Между тем Якко явственно слышал, что Эльса громко хохотала посреди угольев.
– Не слушай бессмысленного старика, – говорила она, – возьми этот камень; он не золото, но стоит золота, – не сказывай об этом старику; распусти этот камень в воде, и ты увидишь, что будет. Бессмысленный! Он думает, что понимает писание мудрых; он прочел, что нужна сорокадневная работа над фениксом, но прочел только мертвую букву; он не понимает, что в сих словах сокрыто кабалистическое число, что круг здесь изображает землю, а число – четыре времени года, срок, необходимый для полной зрелости дивного камня.
– Что ж ты задумался? – сказал старик.
– Разве вы не слышите? – отвечал Якко.
– Да что слышать? Только уголья трещат в очаге.
Якко понял, что слова Саламандры были ему только слышны, и замолчал.
– Ну, что ж ты хотел сказать? – повторил старик.
– Я думаю, что не слишком ли рано мы открыли атанар? Число сорок не означает ли четырех времен года?..

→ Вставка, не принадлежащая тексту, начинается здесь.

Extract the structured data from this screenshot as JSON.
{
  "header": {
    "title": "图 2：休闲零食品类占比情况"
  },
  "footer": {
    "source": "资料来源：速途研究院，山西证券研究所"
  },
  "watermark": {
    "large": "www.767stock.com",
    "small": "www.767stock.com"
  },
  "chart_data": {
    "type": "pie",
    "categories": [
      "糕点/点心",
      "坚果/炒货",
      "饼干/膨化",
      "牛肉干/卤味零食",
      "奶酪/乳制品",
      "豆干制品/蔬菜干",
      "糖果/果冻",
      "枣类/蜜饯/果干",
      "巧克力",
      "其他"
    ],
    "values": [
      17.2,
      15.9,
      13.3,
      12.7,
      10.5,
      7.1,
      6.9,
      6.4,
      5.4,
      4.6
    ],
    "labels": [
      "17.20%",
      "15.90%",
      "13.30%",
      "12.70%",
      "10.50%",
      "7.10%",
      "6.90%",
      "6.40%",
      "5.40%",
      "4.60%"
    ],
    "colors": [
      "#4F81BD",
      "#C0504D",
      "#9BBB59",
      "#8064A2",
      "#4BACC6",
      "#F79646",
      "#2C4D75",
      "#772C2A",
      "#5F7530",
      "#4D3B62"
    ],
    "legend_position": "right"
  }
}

– Мысль недурная, – заметил старик, – о! я вижу, в тебе путь будет! Испытаем. Так изготовь же два атанара, один мы будем открывать каждые сорок дней, а другой откроем по прошествии целого года…

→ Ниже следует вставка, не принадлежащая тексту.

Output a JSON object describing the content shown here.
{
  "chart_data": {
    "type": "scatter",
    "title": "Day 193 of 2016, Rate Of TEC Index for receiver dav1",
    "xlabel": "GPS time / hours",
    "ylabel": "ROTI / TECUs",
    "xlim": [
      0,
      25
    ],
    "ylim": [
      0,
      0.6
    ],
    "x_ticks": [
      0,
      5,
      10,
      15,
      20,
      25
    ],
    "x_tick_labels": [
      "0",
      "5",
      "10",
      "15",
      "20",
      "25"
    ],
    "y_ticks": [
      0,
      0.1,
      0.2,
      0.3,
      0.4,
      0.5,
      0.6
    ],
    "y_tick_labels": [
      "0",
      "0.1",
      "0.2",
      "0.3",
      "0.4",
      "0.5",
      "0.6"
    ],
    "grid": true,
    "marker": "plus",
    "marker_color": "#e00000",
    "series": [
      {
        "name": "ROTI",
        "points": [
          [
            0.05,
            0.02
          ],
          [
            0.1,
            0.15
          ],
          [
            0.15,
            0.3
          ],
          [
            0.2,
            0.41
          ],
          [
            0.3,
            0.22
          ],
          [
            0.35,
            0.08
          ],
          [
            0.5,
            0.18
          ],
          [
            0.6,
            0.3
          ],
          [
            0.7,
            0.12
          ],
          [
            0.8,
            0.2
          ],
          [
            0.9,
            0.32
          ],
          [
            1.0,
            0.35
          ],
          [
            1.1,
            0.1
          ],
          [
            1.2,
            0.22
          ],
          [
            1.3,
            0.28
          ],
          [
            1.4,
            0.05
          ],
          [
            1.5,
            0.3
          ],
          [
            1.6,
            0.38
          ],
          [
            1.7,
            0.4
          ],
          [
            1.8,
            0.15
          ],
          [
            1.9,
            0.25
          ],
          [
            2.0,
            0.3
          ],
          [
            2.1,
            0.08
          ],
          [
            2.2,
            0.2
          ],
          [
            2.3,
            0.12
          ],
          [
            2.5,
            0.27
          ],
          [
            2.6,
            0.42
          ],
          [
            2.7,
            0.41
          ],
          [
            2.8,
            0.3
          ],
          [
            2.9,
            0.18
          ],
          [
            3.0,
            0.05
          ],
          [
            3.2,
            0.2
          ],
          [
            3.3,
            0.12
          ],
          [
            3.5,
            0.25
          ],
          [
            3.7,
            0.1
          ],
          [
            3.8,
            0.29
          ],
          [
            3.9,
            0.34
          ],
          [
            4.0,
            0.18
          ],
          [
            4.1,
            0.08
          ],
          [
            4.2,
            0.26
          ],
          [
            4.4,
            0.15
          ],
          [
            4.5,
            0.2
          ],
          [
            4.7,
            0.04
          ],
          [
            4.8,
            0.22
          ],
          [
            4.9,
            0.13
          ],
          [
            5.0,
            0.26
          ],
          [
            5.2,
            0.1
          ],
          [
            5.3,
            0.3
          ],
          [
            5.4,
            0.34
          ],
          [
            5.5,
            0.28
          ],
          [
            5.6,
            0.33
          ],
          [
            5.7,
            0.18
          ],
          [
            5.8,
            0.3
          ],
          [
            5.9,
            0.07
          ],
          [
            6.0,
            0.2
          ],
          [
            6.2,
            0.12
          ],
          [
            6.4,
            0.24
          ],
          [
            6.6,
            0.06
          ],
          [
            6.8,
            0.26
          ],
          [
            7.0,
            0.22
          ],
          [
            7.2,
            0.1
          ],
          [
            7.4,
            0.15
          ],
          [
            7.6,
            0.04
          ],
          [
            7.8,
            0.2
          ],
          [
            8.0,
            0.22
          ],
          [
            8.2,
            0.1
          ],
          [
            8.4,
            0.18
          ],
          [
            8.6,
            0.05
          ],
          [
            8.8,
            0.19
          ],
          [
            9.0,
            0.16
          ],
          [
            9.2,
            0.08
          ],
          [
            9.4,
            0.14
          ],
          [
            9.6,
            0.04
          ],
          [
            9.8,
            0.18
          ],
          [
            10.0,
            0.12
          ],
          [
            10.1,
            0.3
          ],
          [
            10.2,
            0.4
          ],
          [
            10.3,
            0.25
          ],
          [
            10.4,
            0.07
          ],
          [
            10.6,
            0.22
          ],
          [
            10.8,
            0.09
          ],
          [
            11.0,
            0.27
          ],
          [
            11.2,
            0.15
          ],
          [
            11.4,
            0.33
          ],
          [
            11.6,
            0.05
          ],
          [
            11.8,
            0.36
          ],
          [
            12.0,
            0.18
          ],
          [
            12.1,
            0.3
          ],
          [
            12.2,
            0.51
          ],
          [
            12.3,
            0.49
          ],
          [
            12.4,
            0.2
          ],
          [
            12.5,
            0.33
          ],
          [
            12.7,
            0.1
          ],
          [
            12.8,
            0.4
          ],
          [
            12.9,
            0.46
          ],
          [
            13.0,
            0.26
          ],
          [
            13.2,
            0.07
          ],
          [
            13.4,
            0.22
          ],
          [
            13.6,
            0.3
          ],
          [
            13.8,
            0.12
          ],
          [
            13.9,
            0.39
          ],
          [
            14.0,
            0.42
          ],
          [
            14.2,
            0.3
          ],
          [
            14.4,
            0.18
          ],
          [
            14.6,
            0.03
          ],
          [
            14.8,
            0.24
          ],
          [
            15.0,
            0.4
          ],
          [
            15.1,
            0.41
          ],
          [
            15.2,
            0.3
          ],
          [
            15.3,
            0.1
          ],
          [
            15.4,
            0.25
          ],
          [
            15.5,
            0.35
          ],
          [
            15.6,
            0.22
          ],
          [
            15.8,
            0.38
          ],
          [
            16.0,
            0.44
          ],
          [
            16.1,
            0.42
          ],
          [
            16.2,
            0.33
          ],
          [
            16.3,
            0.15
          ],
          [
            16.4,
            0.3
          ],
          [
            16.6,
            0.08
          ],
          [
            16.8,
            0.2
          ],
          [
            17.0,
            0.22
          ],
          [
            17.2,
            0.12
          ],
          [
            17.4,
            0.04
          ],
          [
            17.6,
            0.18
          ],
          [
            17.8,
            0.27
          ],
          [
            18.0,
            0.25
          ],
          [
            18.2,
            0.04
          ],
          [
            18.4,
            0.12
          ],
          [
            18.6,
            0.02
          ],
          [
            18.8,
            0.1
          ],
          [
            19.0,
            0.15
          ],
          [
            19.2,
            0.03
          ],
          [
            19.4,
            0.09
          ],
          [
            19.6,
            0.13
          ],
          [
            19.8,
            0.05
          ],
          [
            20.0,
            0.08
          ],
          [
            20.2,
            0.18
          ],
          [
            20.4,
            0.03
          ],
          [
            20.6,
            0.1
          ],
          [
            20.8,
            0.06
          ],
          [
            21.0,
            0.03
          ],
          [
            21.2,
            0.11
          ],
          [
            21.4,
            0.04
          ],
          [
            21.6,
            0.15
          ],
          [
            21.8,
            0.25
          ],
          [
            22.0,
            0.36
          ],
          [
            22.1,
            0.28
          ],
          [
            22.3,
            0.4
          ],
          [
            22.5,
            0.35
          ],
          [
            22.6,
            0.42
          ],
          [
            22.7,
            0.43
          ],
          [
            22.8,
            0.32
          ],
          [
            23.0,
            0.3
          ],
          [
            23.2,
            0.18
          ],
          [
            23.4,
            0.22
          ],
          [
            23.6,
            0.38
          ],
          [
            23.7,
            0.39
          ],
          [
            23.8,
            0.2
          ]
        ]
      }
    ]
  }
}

С сими словами старик по-прежнему положил на стол серебряный рубль и удалился, бормоча про себя: "Четыре времени года… сорок… четыре… как мне на мысль не вспало!.. странно!.."

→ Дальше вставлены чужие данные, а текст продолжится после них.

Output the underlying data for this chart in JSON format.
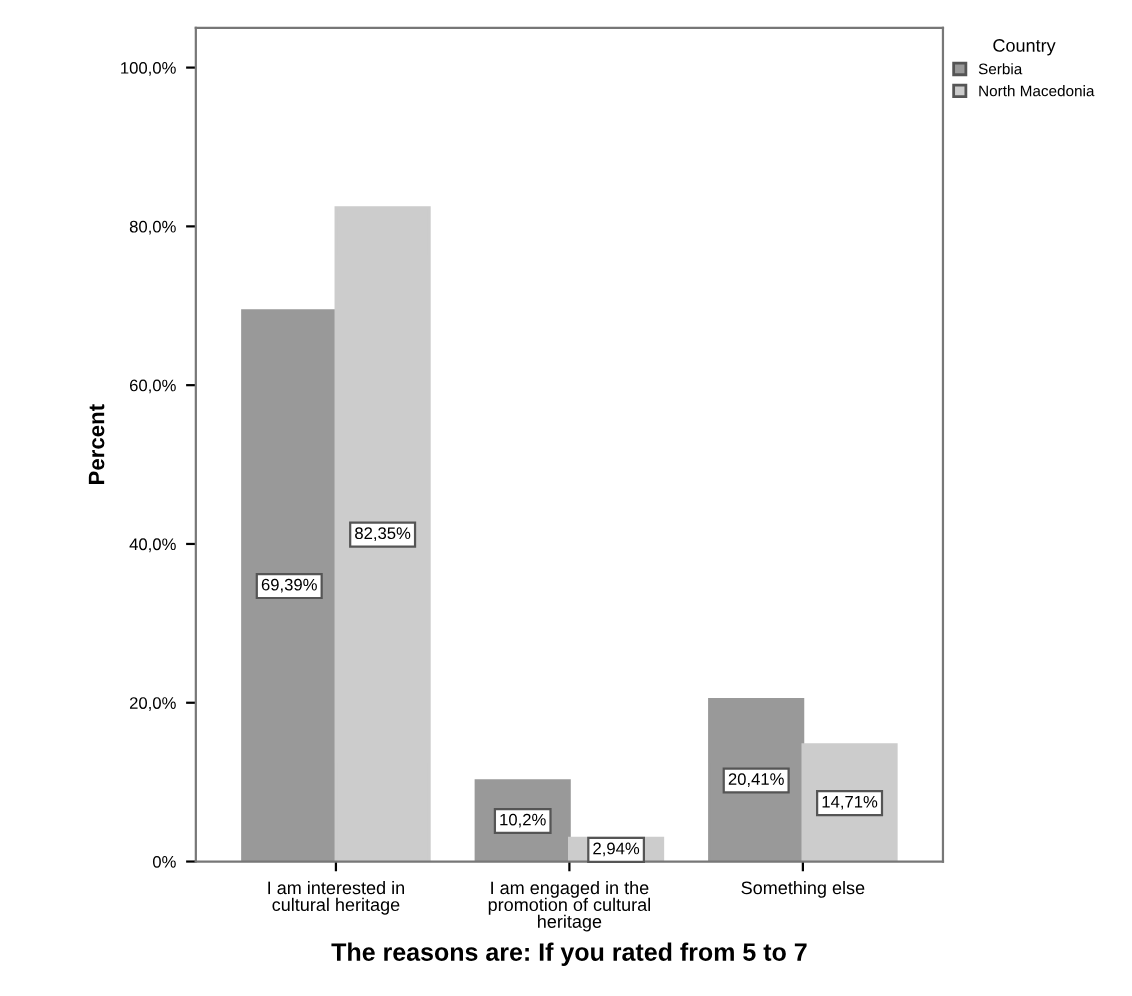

По уходе старика Якко немедленно раскалил снова полученный им камень и бросил его в воду; после нескольких подобных операций в сосуде осталась жидкость прекрасного синего цвета. Якко опустил в нее кусок сукна, – сукно окрасилось. Познания Якко в химии скоро объяснили ему, какую выгоду можно получить из сего открытия; он разложил вещество по правилам науки, нашел состав его, снова повторил опыт в большем виде, и скоро в домике Якко появились чаны, кубы; он объявил гостям суконной сотни, что берется красить сукно не хуже заморского, – и в городе дивовались, толкуя про кубовую краску. И эти новые хлопоты достались доброй Эльсе: целый день она суетилась, нанимала работников, вела счеты, заглядывала в чаны, собирала краску, продавала ее, красила, развешивала. Якко служил иногда переводчиком и только получал деньги. Но мог ли такой успех удовлетворить гордым ожиданиям алхимика? Торговать краскою тому, кто собирался захватить в руку корень всех сокровищ мира!.. И снова запылал атанар, и снова старик явился с своею таинственною коробкою. Но в то время, когда он собирался всыпать ее в сосуды, Якко опять услышал хохот Саламандры: «Твой старик многое знает, – с ним и нам не худо посоветоваться, но не знает безделицы: все его составы ни к чему не поведут, если он не добудет масла из кремня».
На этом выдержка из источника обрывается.